Take for example the common misuse of Galatians. Everyone (since Luther) uses that as the polemical document, the manifesto against justification by works. In truth, it's got little to do with that or to do with the Roman Catholic Church. The socio-rhetorical method demands that we: (i) understand the social concerns of the writer's/audience's times and (ii) to understand the style/dialogue/arguments of the original writer and audience (interlocutor). Luther's application of Galatians may not be wrong (and God can use a person's understanding/application of a text to spark off something...) but note that I said application. It is not the primary socio-rhetorical meaning of the text.
The socio-rhetorical meaning (I suggest) is closer to the following:
i) Christianity was not a distinct religion as yet - it was still very much a Jewish sect made up of mainly Jewish followers who meet in synagogues. They never built churches - the only reason they meet up at home was somewhat like why we met up in homes for Care Group meetings all those years back. They were renegades who believed that they finally discovered the true meaning of the Jewish Faith.

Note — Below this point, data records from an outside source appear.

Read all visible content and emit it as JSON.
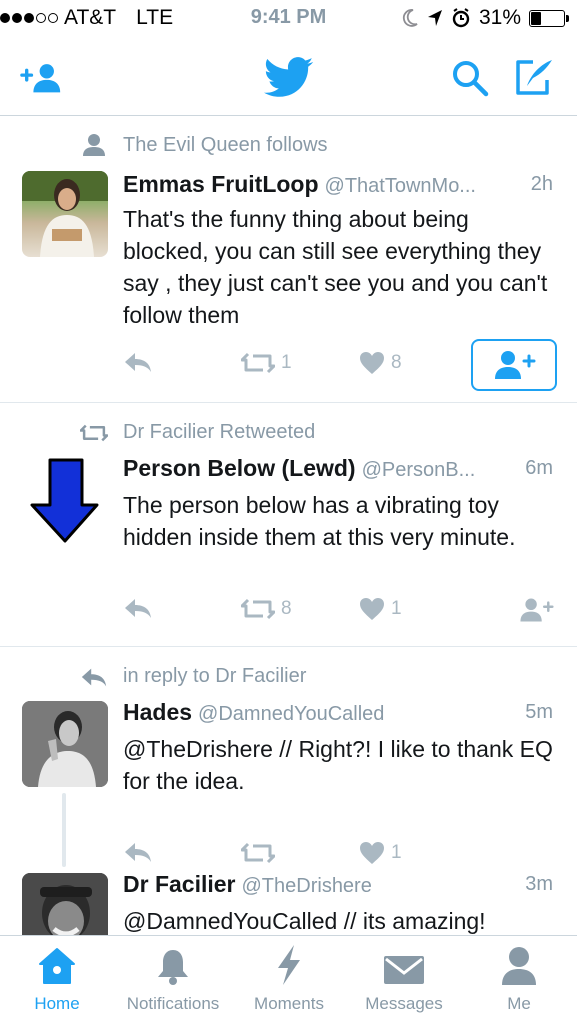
{
  "status_bar": {
    "carrier": "AT&T",
    "network": "LTE",
    "time": "9:41 PM",
    "battery": "31%",
    "battery_level": 0.31
  },
  "colors": {
    "accent": "#1da1f2",
    "muted": "#8899a6",
    "action": "#aab8c2",
    "arrow": "#1230d8"
  },
  "nav": {
    "left_icon": "add-user-icon",
    "center_icon": "twitter-bird-logo",
    "search_icon": "search-icon",
    "compose_icon": "compose-icon"
  },
  "tweets": [
    {
      "social_context": "The Evil Queen follows",
      "social_icon": "person-icon",
      "name": "Emmas FruitLoop",
      "handle": "@ThatTownMo...",
      "time": "2h",
      "text": "That's the funny thing about being blocked, you can still see everything they say , they just can't see you and you can't follow them",
      "retweets": "1",
      "likes": "8"
    },
    {
      "social_context": "Dr Facilier Retweeted",
      "social_icon": "retweet-icon",
      "name": "Person Below (Lewd)",
      "handle": "@PersonB...",
      "time": "6m",
      "text": "The person below has a vibrating toy hidden inside them at this very minute.",
      "retweets": "8",
      "likes": "1"
    },
    {
      "social_context": "in reply to Dr Facilier",
      "social_icon": "reply-icon",
      "name": "Hades",
      "handle": "@DamnedYouCalled",
      "time": "5m",
      "text": "@TheDrishere // Right?! I like to thank EQ for the idea.",
      "retweets": "",
      "likes": "1"
    },
    {
      "name": "Dr Facilier",
      "handle": "@TheDrishere",
      "time": "3m",
      "text": "@DamnedYouCalled // its amazing!"
    }
  ],
  "tabs": [
    {
      "label": "Home",
      "icon": "home-icon",
      "active": true
    },
    {
      "label": "Notifications",
      "icon": "bell-icon",
      "active": false
    },
    {
      "label": "Moments",
      "icon": "lightning-icon",
      "active": false
    },
    {
      "label": "Messages",
      "icon": "envelope-icon",
      "active": false
    },
    {
      "label": "Me",
      "icon": "person-icon",
      "active": false
    }
  ]
}
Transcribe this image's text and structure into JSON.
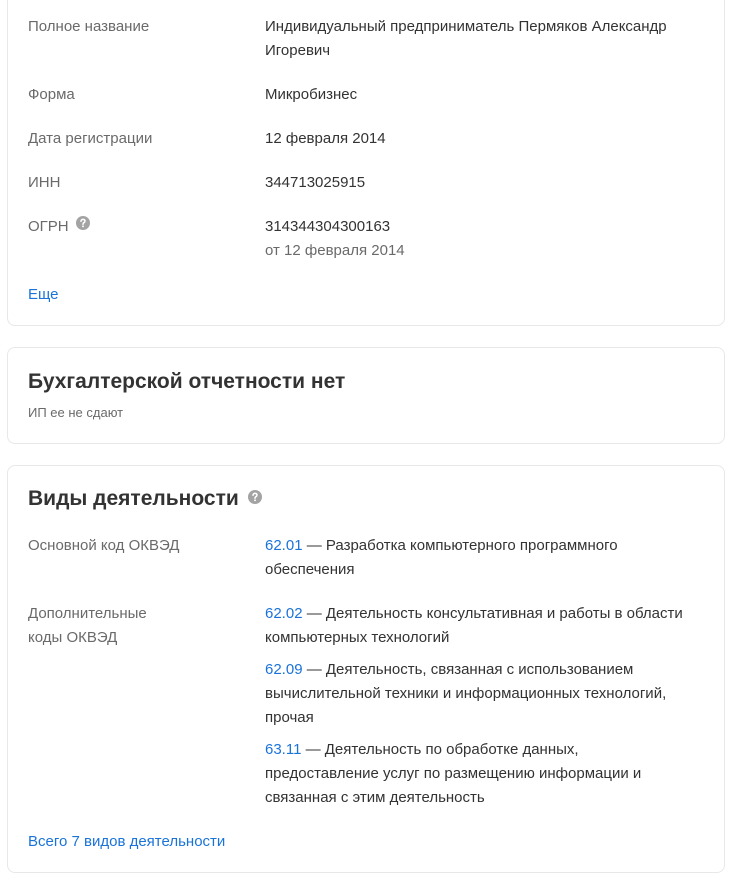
{
  "details": {
    "full_name_label": "Полное название",
    "full_name_value": "Индивидуальный предприниматель Пермяков Александр Игоревич",
    "form_label": "Форма",
    "form_value": "Микробизнес",
    "reg_date_label": "Дата регистрации",
    "reg_date_value": "12 февраля 2014",
    "inn_label": "ИНН",
    "inn_value": "344713025915",
    "ogrn_label": "ОГРН",
    "ogrn_value": "314344304300163",
    "ogrn_date": "от 12 февраля 2014",
    "more_link": "Еще"
  },
  "accounting": {
    "title": "Бухгалтерской отчетности нет",
    "note": "ИП ее не сдают"
  },
  "activities": {
    "title": "Виды деятельности",
    "main_label": "Основной код ОКВЭД",
    "main": {
      "code": "62.01",
      "text": " — Разработка компьютерного программного обеспечения"
    },
    "additional_label": "Дополнительные коды ОКВЭД",
    "additional": [
      {
        "code": "62.02",
        "text": " — Деятельность консультативная и работы в области компьютерных технологий"
      },
      {
        "code": "62.09",
        "text": " — Деятельность, связанная с использованием вычислительной техники и информационных технологий, прочая"
      },
      {
        "code": "63.11",
        "text": " — Деятельность по обработке данных, предоставление услуг по размещению информации и связанная с этим деятельность"
      }
    ],
    "all_link": "Всего 7 видов деятельности"
  },
  "icons": {
    "help": "question-circle-icon"
  },
  "colors": {
    "link": "#1a73d9",
    "label": "#6a6a6a",
    "text": "#333333",
    "border": "#e8e8e8",
    "icon": "#a3a3a3"
  }
}
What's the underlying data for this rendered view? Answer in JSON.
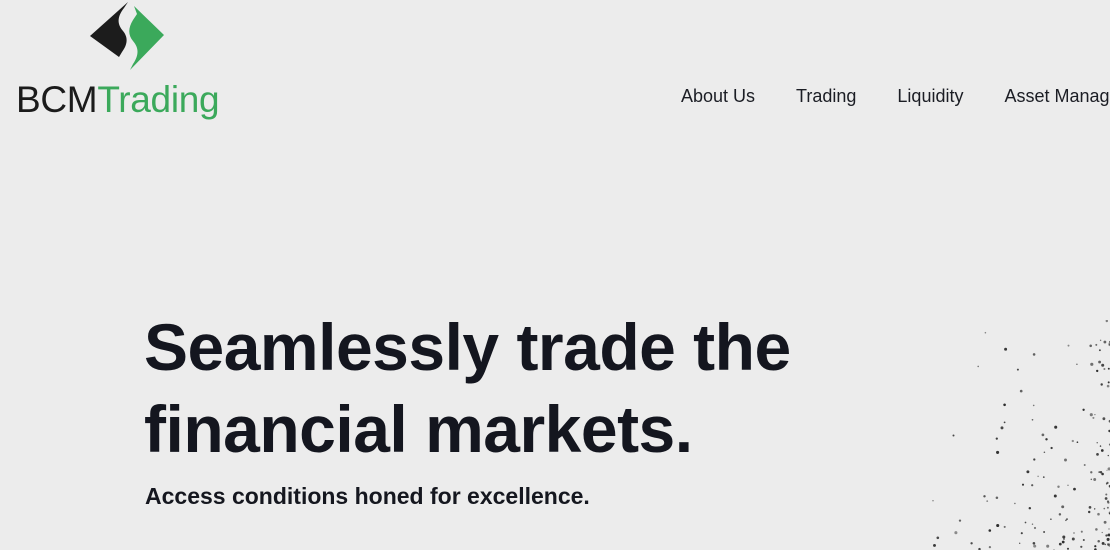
{
  "header": {
    "logo": {
      "part1": "BCM",
      "part2": "Trading",
      "brand_green": "#3ba95b",
      "brand_dark": "#1b1b1b"
    },
    "nav": [
      {
        "label": "About Us"
      },
      {
        "label": "Trading"
      },
      {
        "label": "Liquidity"
      },
      {
        "label": "Asset Manag"
      }
    ]
  },
  "hero": {
    "title_line1": "Seamlessly trade the",
    "title_line2": "financial markets.",
    "subtitle": "Access conditions honed for excellence."
  },
  "colors": {
    "background": "#ececec",
    "text": "#14161f"
  }
}
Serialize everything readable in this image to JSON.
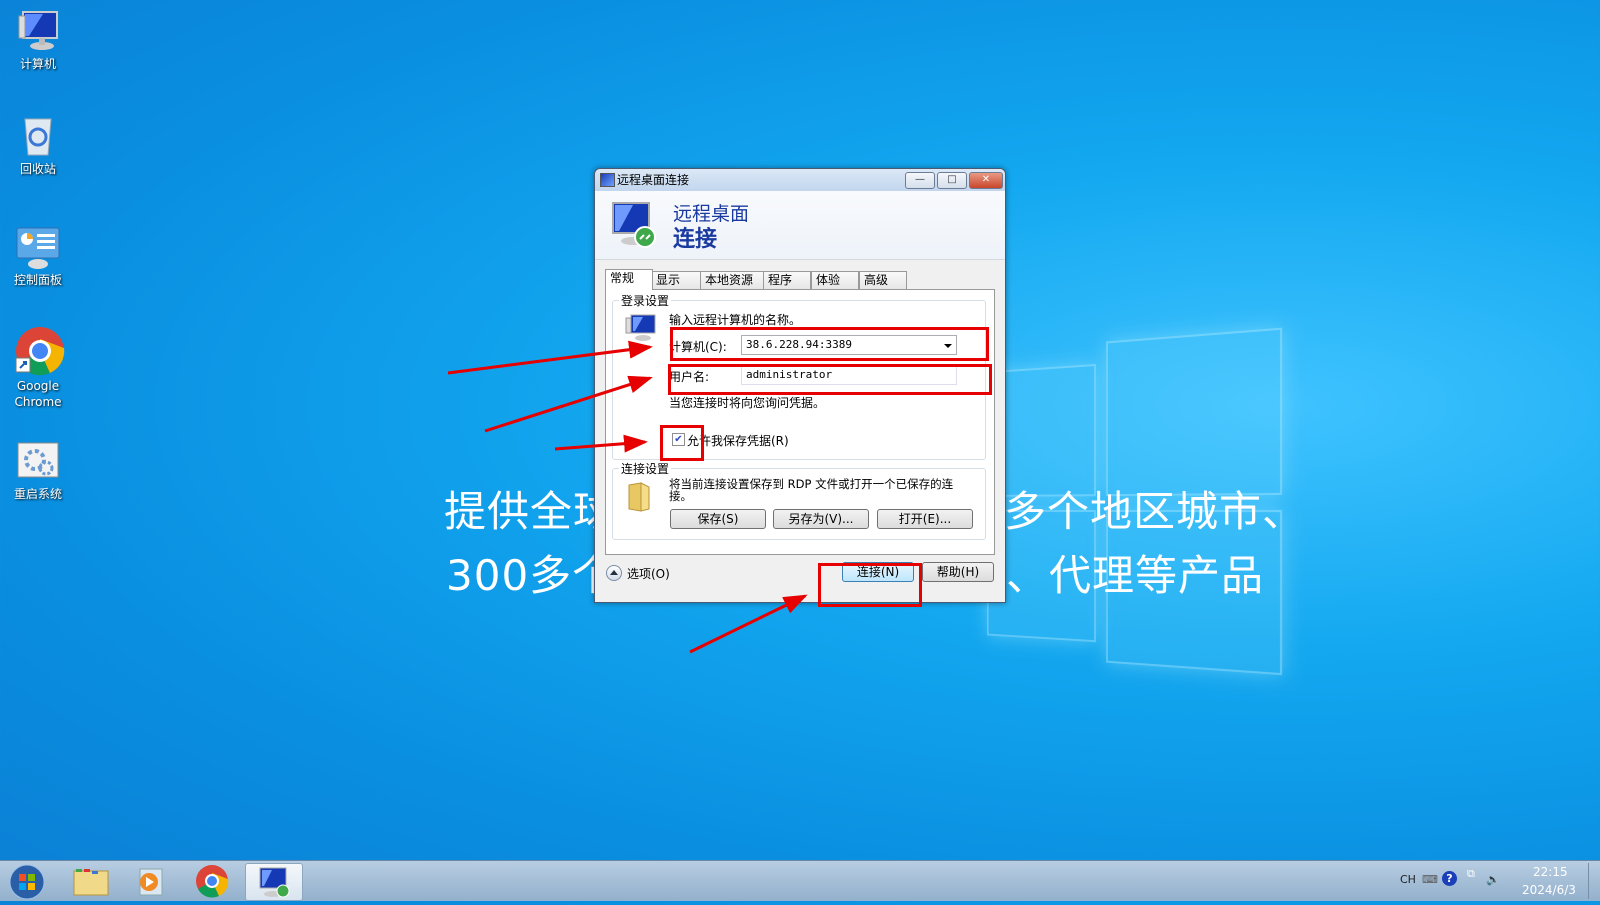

ii) In time, more and more Gentiles joined their numbers. Now, Gentile proselytes to Judaism in the 1st Century were required to be circumcised, observe the Passover, etc. So it was quite natural to assume that the Gentiles who convert to the Jewish-Christian groups do the same. In short, a cultural/racial conversion before a spiritual/moral one (even Christianity practice this everywhere it went - that's why people say we join an "ang-moh" religion - after all, we have to become Presbyterians, Methodists, Wesleyans, Anglicans, etc.)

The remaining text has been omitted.